10.000 anni fa, sembra, ci siamo adattati ancora una volta ad una mini era glaciale, che ci ha spinto ad innovare con nuove tecniche agricole e nuove forme di insediamento intorno ad esse. Queste innovazioni sono emerse più o meno simultaneamente in molte parti del mondo allora scollegate tra loro, il che ci suggerisce che il clima è stato molto probabilmente la causa scatenante.

Ora ci troviamo di fronte al terzo grande adattamento della nostra storia al cambiamento climatico. Ma questa volta siamo noi stessi che lo abbiamo innescato con le nostre tecnologie.
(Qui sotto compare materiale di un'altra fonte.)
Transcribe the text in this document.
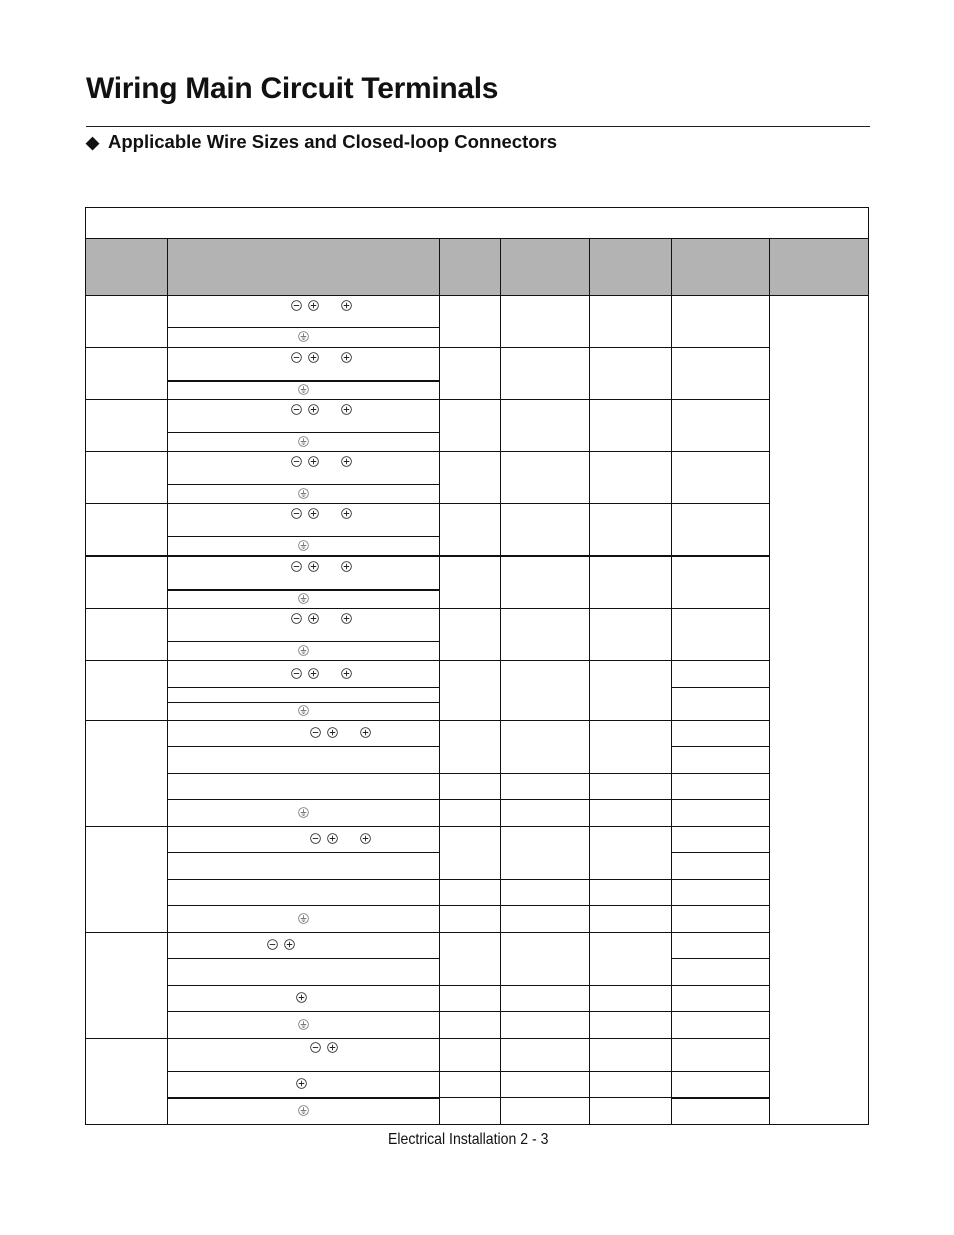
Wiring Main Circuit Terminals
◆ Applicable Wire Sizes and Closed-loop Connectors
Electrical Installation 2 - 3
Se abbiamo intenzione di adattarci con successo, abbiamo bisogno di capire le opportunità per innovare ancora una volta, nel modo con cui progettiamo e usiamo la nostra tecnologia. Il nostro confortevole stile di vita (nel ricco Occidente, e tra quelle classi socioeconomiche che possono permettersi di copiarci) è significativamente meno resiliente di quanto la maggior parte delle persone vogliano ammettere, o addirittura osano pensare. Se abbiamo intenzione di continuare la nostra notevole e fortunata corsa come civiltà tecnologica, faremmo meglio a prendere a cuore gli insegnamenti della teoria della resilienza.